Au cours des années, la sauvegarde est considérée comme une tâche secondaire, alors qu’elle se fait « pour autant », sans recevoir une attention stratégique réelle. De nombreuses organisations supposent qu’elles sont hébergées, jusqu’à ce qu’elles produisent un incident.

Cette perception a changé. Dans un environnement où se trouvent également des défenses solides qui peuvent être dépassées, la capacité de restaurer les données de manière rapide et sûre est fondamentale pour la continuité du commerce. De plus, les copies de sécurité ont été converties en un objectif direct des attaques, ce qui fait que l’inmutabilité et l’islamisme sont aujourd’hui des exigences de base, sans caractéristiques optionnelles.

La pression normative et la nécessité de conserver des informations pendant de longues périodes sont confiées aux organisations chargées de replanter leur stratégie de protection des données. À ce propos, Acronis a élargi son application avec des solutions comme Acronis Archival Storage, conçues pour offrir une conservation durable, sûre et préparée pour le cumul normatif des données d’accès peu fréquentes.

L’un des problèmes mentionnés avec fréquence par les RSSI est la gestion des outils de sécurité informatique. Comment pouvez-vous aborder cette reto ?

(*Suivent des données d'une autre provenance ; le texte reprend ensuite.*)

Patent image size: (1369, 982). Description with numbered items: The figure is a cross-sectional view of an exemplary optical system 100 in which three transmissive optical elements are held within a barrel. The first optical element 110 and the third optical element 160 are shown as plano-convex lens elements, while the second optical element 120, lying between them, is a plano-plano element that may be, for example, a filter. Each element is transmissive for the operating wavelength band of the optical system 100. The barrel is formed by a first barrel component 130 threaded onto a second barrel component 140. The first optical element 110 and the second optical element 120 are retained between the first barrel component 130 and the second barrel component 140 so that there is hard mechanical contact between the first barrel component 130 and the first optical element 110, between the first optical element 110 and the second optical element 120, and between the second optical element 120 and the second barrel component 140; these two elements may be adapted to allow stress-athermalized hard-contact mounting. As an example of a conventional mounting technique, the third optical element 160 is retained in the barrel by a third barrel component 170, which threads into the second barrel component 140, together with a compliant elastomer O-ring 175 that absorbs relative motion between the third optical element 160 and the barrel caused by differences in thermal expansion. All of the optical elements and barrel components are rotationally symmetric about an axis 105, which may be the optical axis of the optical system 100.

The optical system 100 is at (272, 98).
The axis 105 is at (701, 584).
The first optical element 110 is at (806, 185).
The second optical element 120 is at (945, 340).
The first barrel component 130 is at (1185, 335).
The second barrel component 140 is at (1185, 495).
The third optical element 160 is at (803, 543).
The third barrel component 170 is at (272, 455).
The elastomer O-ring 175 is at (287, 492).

La prolifération des outils s’est transformée en un des principaux risques opérationnels. Beaucoup d’organisations ont accumulé des solutions ponctuelles, ce qui génère des complications, des fatigues par excès d’alertes, des erreurs de configuration et une mauvaise visibilité. Dans la pratique, plus d’outils ne signifient pas toujours plus de sécurité.

La tendance est claire : simplification et consolidation. Les organisations ont besoin de moins d’outils pour travailler de manière intégrée, mais il n’y a pas plus de solutions possibles.

Acronis nous propose d’unifier la cybersécurité et la protection des données sur une plate-forme unique. À la place de solutions de gestion indépendantes pour la sécurité des points finaux, la sauvegarde et la récupération, les entreprises et les MSP peuvent fonctionner à partir d’une seule interface, avec une stratégie de protection cohérente et politiquement cohérente.

Cela réduit les pertes, diminue la charge opérationnelle et garantit que la récupération et la reprise après sinistre sont intégrées depuis le début dans la stratégie de sécurité.